If the skill of squaring circles can be pulled off anywhere in fashion, it ought to be in haute couture—it even sounds like an obscure cutting technique. But here are the apparent irreconcilables: How can a designer toss around operatic shapes, bows, and traditional fantasy, meanwhile convincing a modern woman there’s a way she can approach wearing it? Pierpaolo Piccioli’s Valentino couture solved the contradictions in his opening look: a gloriously puffy yellow-ochre faille coat, shrugged over what looked like Carhartt-brown trousers and a simple white tank—with a giant aquamarine ostrich feather saucer hat floating above. Yes: If you’re a damn cool casual woman, you can come to the couture ball after all.
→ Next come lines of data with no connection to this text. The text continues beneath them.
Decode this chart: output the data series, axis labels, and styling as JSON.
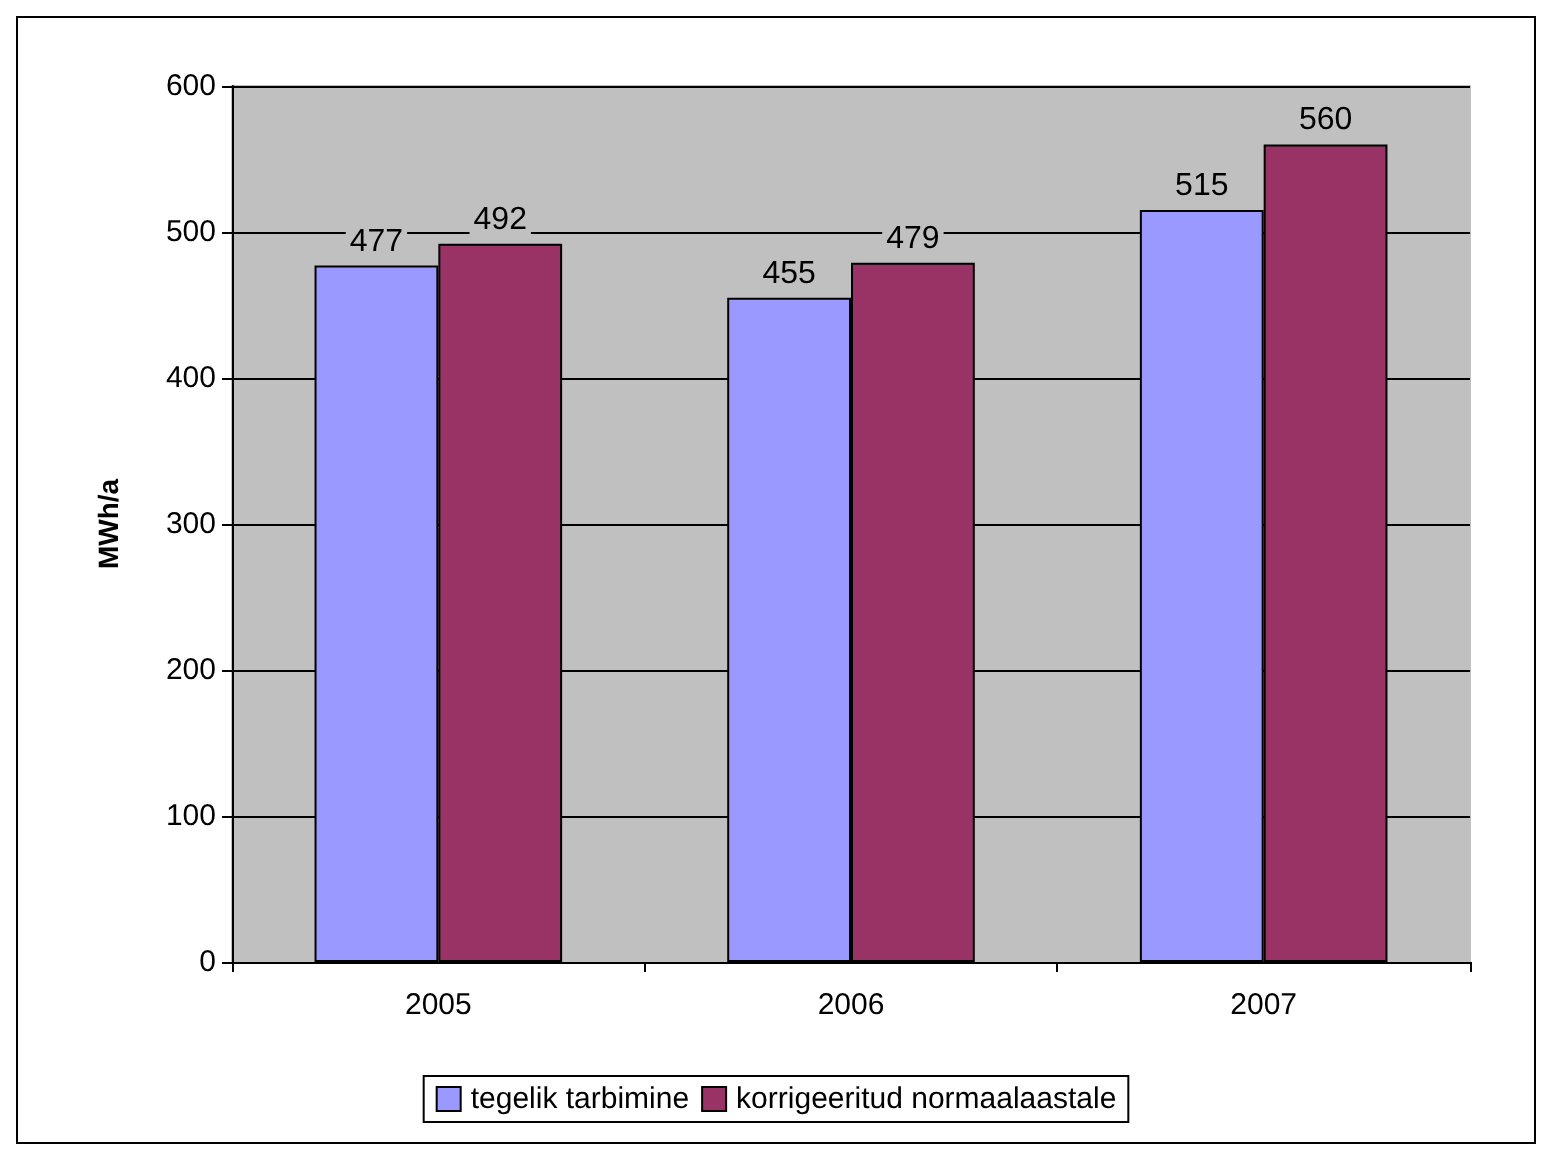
{
  "chart_data": {
    "type": "bar",
    "ylabel": "MWh/a",
    "categories": [
      "2005",
      "2006",
      "2007"
    ],
    "series": [
      {
        "name": "tegelik tarbimine",
        "color": "#9999ff",
        "values": [
          477,
          455,
          515
        ]
      },
      {
        "name": "korrigeeritud normaalaastale",
        "color": "#993366",
        "values": [
          492,
          479,
          560
        ]
      }
    ],
    "ylim": [
      0,
      600
    ],
    "yticks": [
      0,
      100,
      200,
      300,
      400,
      500,
      600
    ],
    "grid": "y",
    "legend": "bottom",
    "data_labels": true
  }
}
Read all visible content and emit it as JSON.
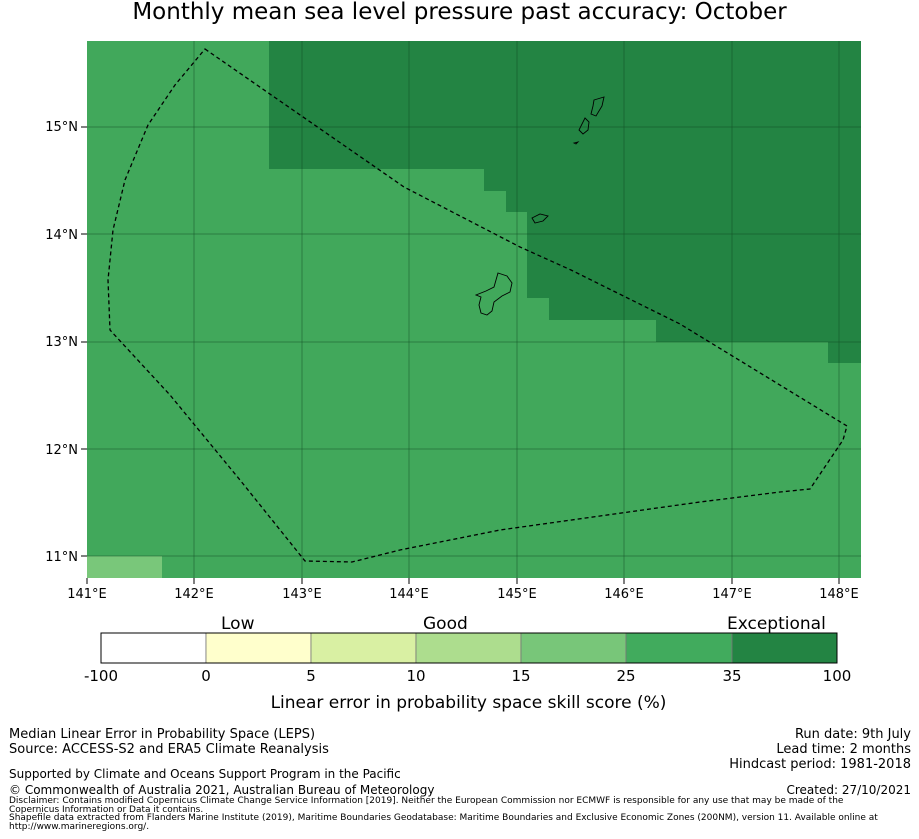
{
  "title": "Monthly mean sea level pressure past accuracy: October",
  "map": {
    "lat_ticks": [
      "15°N",
      "14°N",
      "13°N",
      "12°N",
      "11°N"
    ],
    "lon_ticks": [
      "141°E",
      "142°E",
      "143°E",
      "144°E",
      "145°E",
      "146°E",
      "147°E",
      "148°E"
    ],
    "lon_range": [
      141,
      148.2
    ],
    "lat_range": [
      10.8,
      15.8
    ],
    "colors": {
      "exceptional": "#228844",
      "good_high": "#41a85b",
      "good": "#79c77a"
    }
  },
  "legend": {
    "categories": [
      "Low",
      "Good",
      "Exceptional"
    ],
    "ticks": [
      "-100",
      "0",
      "5",
      "10",
      "15",
      "25",
      "35",
      "100"
    ],
    "colors": [
      "#ffffff",
      "#ffffcc",
      "#d9f0a3",
      "#addd8e",
      "#78c679",
      "#41ab5d",
      "#238443"
    ],
    "label": "Linear error in probability space skill score (%)"
  },
  "footer": {
    "left_line1": "Median Linear Error in Probability Space (LEPS)",
    "left_line2": "Source: ACCESS-S2 and ERA5 Climate Reanalysis",
    "supported": "Supported by Climate and Oceans Support Program in the Pacific",
    "copyright": "© Commonwealth of Australia 2021, Australian Bureau of Meteorology",
    "disclaimer": "Disclaimer: Contains modified Copernicus Climate Change Service Information [2019]. Neither the European Commission nor ECMWF is responsible for any use that may be made of the Copernicus Information or Data it contains.",
    "shapefile": "Shapefile data extracted from Flanders Marine Institute (2019), Maritime Boundaries Geodatabase: Maritime Boundaries and Exclusive Economic Zones (200NM), version 11. Available online at http://www.marineregions.org/.",
    "run_date": "Run date: 9th July",
    "lead_time": "Lead time: 2 months",
    "hindcast": "Hindcast period: 1981-2018",
    "created": "Created: 27/10/2021"
  }
}
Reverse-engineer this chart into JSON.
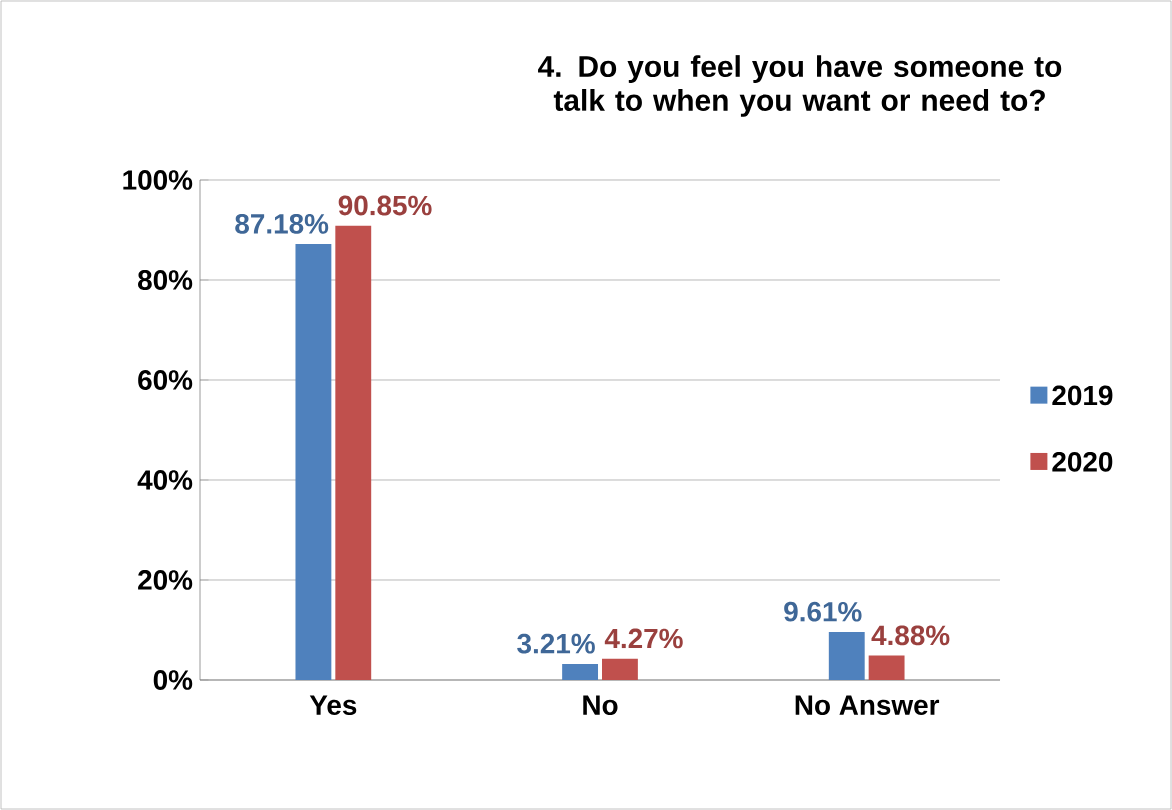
{
  "chart_data": {
    "type": "bar",
    "title": "4. Do you feel you have someone to talk to when you want or need to?",
    "categories": [
      "Yes",
      "No",
      "No Answer"
    ],
    "series": [
      {
        "name": "2019",
        "color": "#4f81bd",
        "values": [
          87.18,
          3.21,
          9.61
        ],
        "value_labels": [
          "87.18%",
          "3.21%",
          "9.61%"
        ]
      },
      {
        "name": "2020",
        "color": "#c0504d",
        "values": [
          90.85,
          4.27,
          4.88
        ],
        "value_labels": [
          "90.85%",
          "4.27%",
          "4.88%"
        ]
      }
    ],
    "ylim": [
      0,
      100
    ],
    "yticks": [
      {
        "value": 0,
        "label": "0%"
      },
      {
        "value": 20,
        "label": "20%"
      },
      {
        "value": 40,
        "label": "40%"
      },
      {
        "value": 60,
        "label": "60%"
      },
      {
        "value": 80,
        "label": "80%"
      },
      {
        "value": 100,
        "label": "100%"
      }
    ],
    "grid": "y",
    "legend": "right"
  }
}
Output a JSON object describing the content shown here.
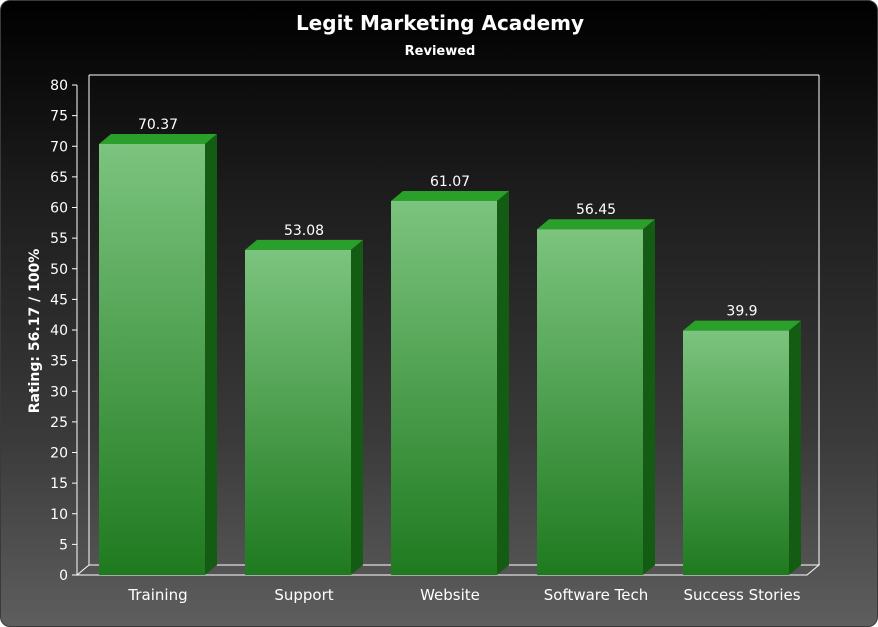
{
  "chart_data": {
    "type": "bar",
    "title": "Legit Marketing Academy",
    "subtitle": "Reviewed",
    "xlabel": "",
    "ylabel": "Rating: 56.17 / 100%",
    "categories": [
      "Training",
      "Support",
      "Website",
      "Software Tech",
      "Success Stories"
    ],
    "values": [
      70.37,
      53.08,
      61.07,
      56.45,
      39.9
    ],
    "data_labels": [
      "70.37",
      "53.08",
      "61.07",
      "56.45",
      "39.9"
    ],
    "ylim": [
      0,
      80
    ],
    "yticks": [
      0,
      5,
      10,
      15,
      20,
      25,
      30,
      35,
      40,
      45,
      50,
      55,
      60,
      65,
      70,
      75,
      80
    ],
    "grid": false,
    "style": "3d-bar",
    "colors": {
      "bar_light": "#7cc47f",
      "bar_dark": "#1f7a1f",
      "bar_top": "#2aa02a",
      "bar_side": "#145c14",
      "axis": "#ffffff",
      "text": "#ffffff"
    }
  }
}
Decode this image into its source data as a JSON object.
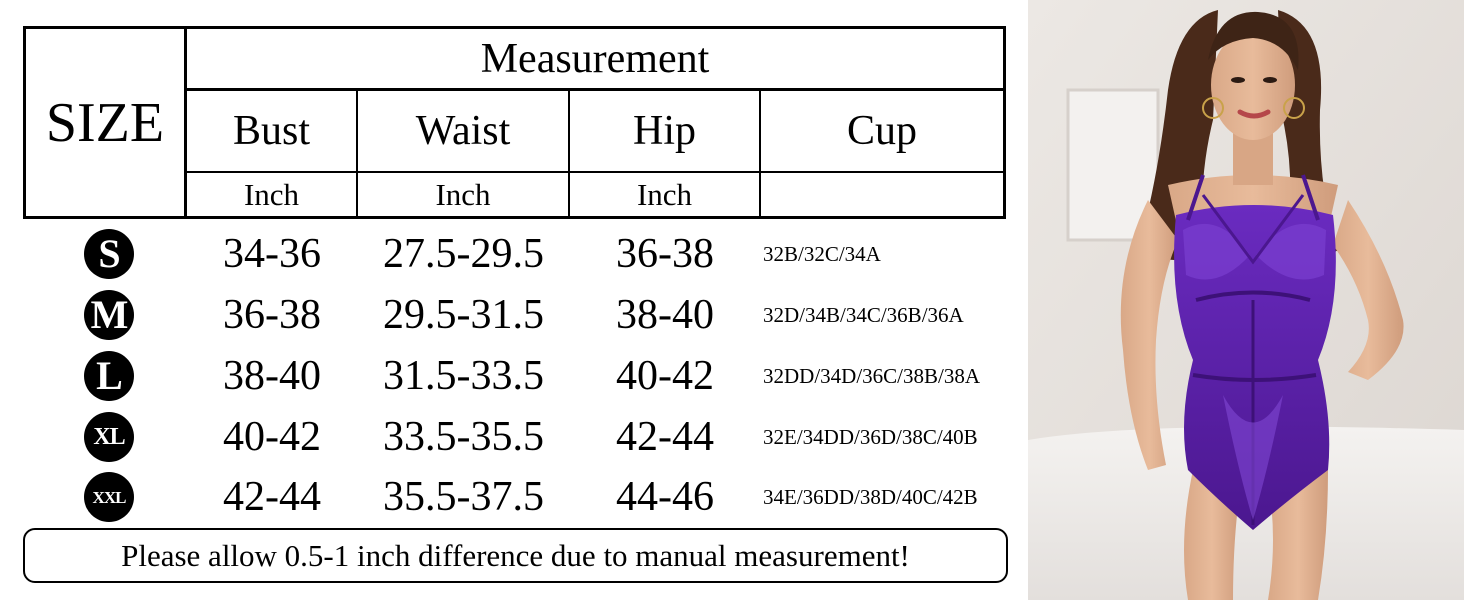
{
  "table": {
    "size_header": "SIZE",
    "measurement_header": "Measurement",
    "columns": [
      {
        "label": "Bust",
        "unit": "Inch"
      },
      {
        "label": "Waist",
        "unit": "Inch"
      },
      {
        "label": "Hip",
        "unit": "Inch"
      },
      {
        "label": "Cup",
        "unit": ""
      }
    ],
    "rows": [
      {
        "size": "S",
        "bust": "34-36",
        "waist": "27.5-29.5",
        "hip": "36-38",
        "cup": "32B/32C/34A"
      },
      {
        "size": "M",
        "bust": "36-38",
        "waist": "29.5-31.5",
        "hip": "38-40",
        "cup": "32D/34B/34C/36B/36A"
      },
      {
        "size": "L",
        "bust": "38-40",
        "waist": "31.5-33.5",
        "hip": "40-42",
        "cup": "32DD/34D/36C/38B/38A"
      },
      {
        "size": "XL",
        "bust": "40-42",
        "waist": "33.5-35.5",
        "hip": "42-44",
        "cup": "32E/34DD/36D/38C/40B"
      },
      {
        "size": "XXL",
        "bust": "42-44",
        "waist": "35.5-37.5",
        "hip": "44-46",
        "cup": "34E/36DD/38D/40C/42B"
      }
    ]
  },
  "note": "Please allow 0.5-1 inch difference due to manual measurement!",
  "photo": {
    "icon": "model-photo",
    "garment_color": "#5b1fa8",
    "background_color": "#ebe6e2"
  }
}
This Paris haute couture season has been wanting someone to let loose with feathers and wildly clashing colors and an unfettered sense of fantasia, albeit without going down any tiresomely stereotyped princess route. Piccioli was the man who nailed it, simply by introducing the idea that couture can also mean trousers (though possibly in dusty pink or turquoise moire silk), an oh-so-easy foil for the grandmotherly extravagance of a sweeping ’50s opera coat or a ’60s tunic cocktail top.
The thing about Piccioli is that he’s also a walking contradiction: a down-to-earth dreamer. The fantasy excited in him as a boy by seeing glamorous magazine photographs of ’50s-through-‘80s haute couture is balanced by his equal respect for the people who dedicate their skills to making every piece materialize. “I hate it when they’re called ‘petite mains.’ They are not ‘hands,’ they’re people.” Without the specialists who work in the ateliers of Valentino in Rome no rules can either be bent or gloriously elaborated on. They were the people who made possible the image of the chaste Renaissance princesses with which Piccioli and (then) Maria Grazia Chiuri changed fashion in the late aughts. They’re the ones who can now also swivel in this new direction for the house at Piccioli’s bidding.
He made a point of naming each look after its maker—thereby honoring the huge scope of the capabilities of Valentino, and widening the chances of many kinds of women (given a certain level of income) finding themselves among the variety. It’s not that the ingenue has completely been banished. Sparkly fairy-tale dresses are to be found under this roof, but there are now many more ways to be and feel brilliantly dressed. One can own one’s identity by being drop-dead simple, or flamboyantly, colorfully impressive. Whatever, it was a longed-for breakthrough.